The blood thinner Xarelto (rivaroxaban) is a relatively new anticoagulant that has gained popularity through its convenience of use for the patient. Warfarin, also known as Coumadin, the established anticoagulant for the last 60 years, requires dietary restrictions and a stringent blood testing regimen. The downside of Xarelto is that it was placed on the market with no available antidote, reports Lawyers and Settlements.com.
Lawsuits continue to mount in the U.S. as well as in Canada. In September 2012, a woman in Calgary came close to suffering a heart attack after she experienced internal bleeding while using Xarelto. “They advised her … that Xarelto was the cause of her hemorrhaging and that unlike other anticoagulants such as warfarin, there was no way to reverse the effects of Xarelto,” according to the Calgary Sun.
Health Canada, the equivalent to the U.S. Food and Drug Administration (FDA), logged 1,100 adverse effects connected to Xarelto, according to the Xarelto Side Effects class action suit.
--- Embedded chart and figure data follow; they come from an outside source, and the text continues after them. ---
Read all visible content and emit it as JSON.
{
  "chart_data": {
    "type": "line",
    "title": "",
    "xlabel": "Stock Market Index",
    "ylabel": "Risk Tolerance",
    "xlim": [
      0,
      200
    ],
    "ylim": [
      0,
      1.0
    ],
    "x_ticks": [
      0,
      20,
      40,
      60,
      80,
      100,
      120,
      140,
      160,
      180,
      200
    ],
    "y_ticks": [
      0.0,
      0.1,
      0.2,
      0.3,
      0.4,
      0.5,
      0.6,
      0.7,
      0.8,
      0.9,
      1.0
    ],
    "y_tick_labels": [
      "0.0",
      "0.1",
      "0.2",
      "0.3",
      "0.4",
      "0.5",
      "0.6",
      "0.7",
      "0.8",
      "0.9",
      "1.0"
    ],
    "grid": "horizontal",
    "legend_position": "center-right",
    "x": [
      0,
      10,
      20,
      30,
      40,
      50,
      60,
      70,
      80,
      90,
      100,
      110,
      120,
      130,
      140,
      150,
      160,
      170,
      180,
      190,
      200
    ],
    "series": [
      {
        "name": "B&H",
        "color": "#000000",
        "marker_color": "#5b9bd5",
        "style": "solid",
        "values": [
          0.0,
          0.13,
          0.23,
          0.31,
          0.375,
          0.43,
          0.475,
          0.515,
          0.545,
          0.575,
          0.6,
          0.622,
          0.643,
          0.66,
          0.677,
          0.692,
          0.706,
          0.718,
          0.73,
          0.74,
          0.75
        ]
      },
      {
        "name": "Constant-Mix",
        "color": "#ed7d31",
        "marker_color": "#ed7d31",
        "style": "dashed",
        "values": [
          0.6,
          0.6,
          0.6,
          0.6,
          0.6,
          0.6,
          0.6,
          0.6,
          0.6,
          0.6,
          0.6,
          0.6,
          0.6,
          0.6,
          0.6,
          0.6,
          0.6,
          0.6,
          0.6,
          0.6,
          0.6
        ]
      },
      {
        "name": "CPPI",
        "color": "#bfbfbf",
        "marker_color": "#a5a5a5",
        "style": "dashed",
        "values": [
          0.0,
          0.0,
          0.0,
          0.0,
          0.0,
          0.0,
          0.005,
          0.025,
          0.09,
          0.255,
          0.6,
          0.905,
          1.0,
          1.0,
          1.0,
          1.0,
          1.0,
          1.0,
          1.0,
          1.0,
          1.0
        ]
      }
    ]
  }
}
The lawsuit says, “A dozen of those adverse effects registered with Health Canada indicated that death had resulted from Xarelto.”
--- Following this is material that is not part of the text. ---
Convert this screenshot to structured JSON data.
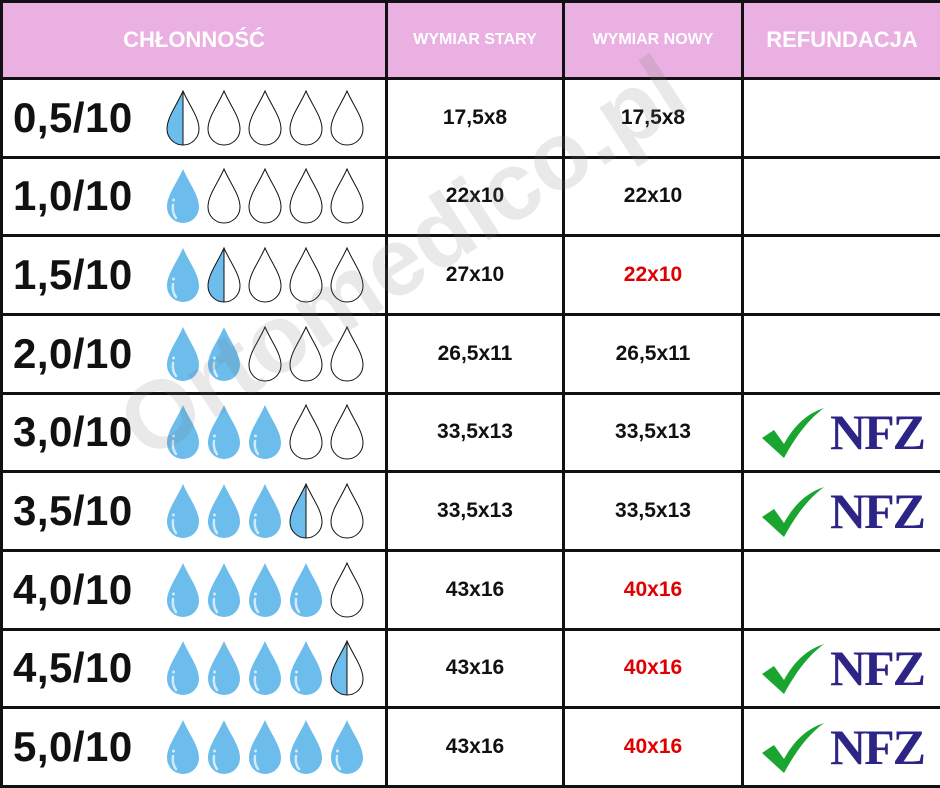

An 83-year-old woman from Ontario allegedly bled to death in the shower in November 2013. A lawsuit on her behalf was expected to be filed in Canada, Lawyers and Settlements.com reports.
Many patients say they would have stayed with warfarin had they been aware that Xarelto was sold to the public before a ready antidote was available. Plaintiffs also allege that the manufacturer, Bayer, was negligent in properly promoting Xarelto and neglecting to clarify the internal hemorrhaging risks incurred when taking the newer blood thinner, Lawyers and Settlements.com reports.